De hiervoor noodzakelijke restauratie vond plaats in de periode 1956 tot 1962. Bij deze restauratie werd niet alleen de schade ten gevolgen van de watersnoodramp hersteld, maar ook andere zaken die door ouderdom aan herstel of vervanging toe waren.
Onomkeerbaar was echter het proces dat zich in gang had gezet door de zoutindringing in het (poreuze) metselwerk.
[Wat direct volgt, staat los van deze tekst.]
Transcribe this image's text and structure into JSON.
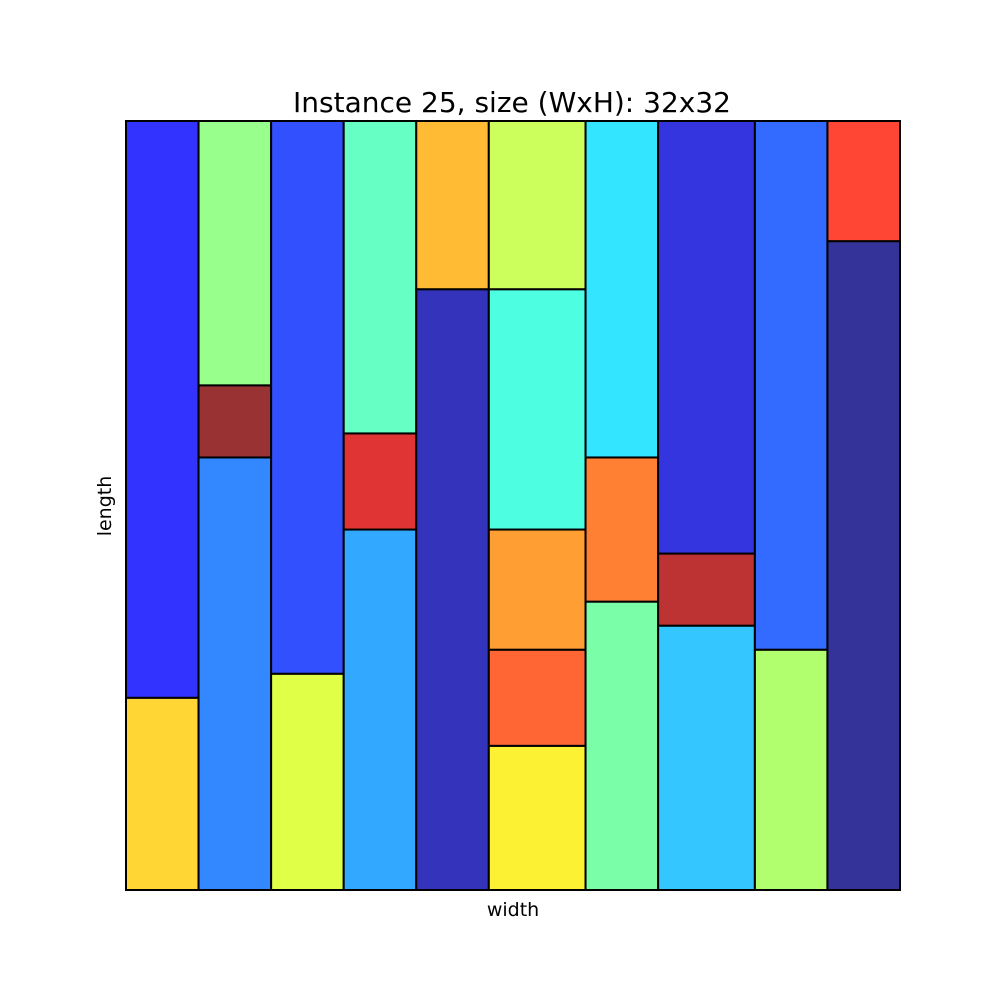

De combinatie van zout en vocht zal vroeg of laat schade veroorzaken aan metselwerkconstructies.
Voegmortel kan verpoederen, bakstenen kunnen afschilferen en op termijn zelfs uiteenvallen, metselmortel kan zijn samenhang verliezen, verf kan gaan bladderen, pleisterwerk kan donker en vies worden en van de ondergrond loslaten, tegels kunnen van de muur worden gedrukt, ingemetseld ijzerwerk kan versneld roesten en koppen van houten balken kunnen versneld verrotten.
Dit schadeproces heeft het gebouw tot op de dag van vandaag in haar greep. De schade is zowel binnen als buiten zichtbaar, maar speelt zich –minder zichtbaar– ook in het binnenste van de constructies af, zoals in de pilaren.
Verhalen van overlevenden
Familie De Nooijer Verteld door Nel de Nooijer
Ik was tijdens de ramp 4 jaar en woonde met mijn vader, moeder en zus in de Nieuwstad in Brouwershaven, een lager gelegen gebied.
De ramp was voor mij niet traumatisch, ik was alleen maar verwonderd. Voor mijn zus van 10 jaar was dat wel zo, zij begreep wat er gebeurde.
In die nacht van 1 februari keek ik vol verbazing hoe ik met mijn laarsjes aan in mijn ledikantje op zolder werd gelegd. Ook vond ik het bijzonder als ik naar beneden uit het trapgat keek en daar in het klotsende water de pakjes boter, aardappelen en dergelijke uit de kelder door de gang door de openstaande deur naar buiten zag drijven.
Moeder telde op de trap in de gang steeds de tegeltjes van de schouw in de woonkamer met andere woorden ze keek of het water al zakte.
Mijn vader was ondertussen van plan mijn zus via het Bagijntje, een slop naar de Noorddijkstraat, een hoger gelegen gebied, naar een tante te brengen. Wat hij niet wist was dat onze straat in een kolkende rivier was veranderd. Zij werden dan ook meegesleurd door het water en waren het Bagijntje al lang voorbij. Op een of andere manier lukte het hem toch daarna links de Nieuwstad in te slaan en zo met mijn zus de Noorddijkstraat te bereiken. Moeder bleef geregeld door het dakraam kijken of vader via het Bagijntje al terug kwam.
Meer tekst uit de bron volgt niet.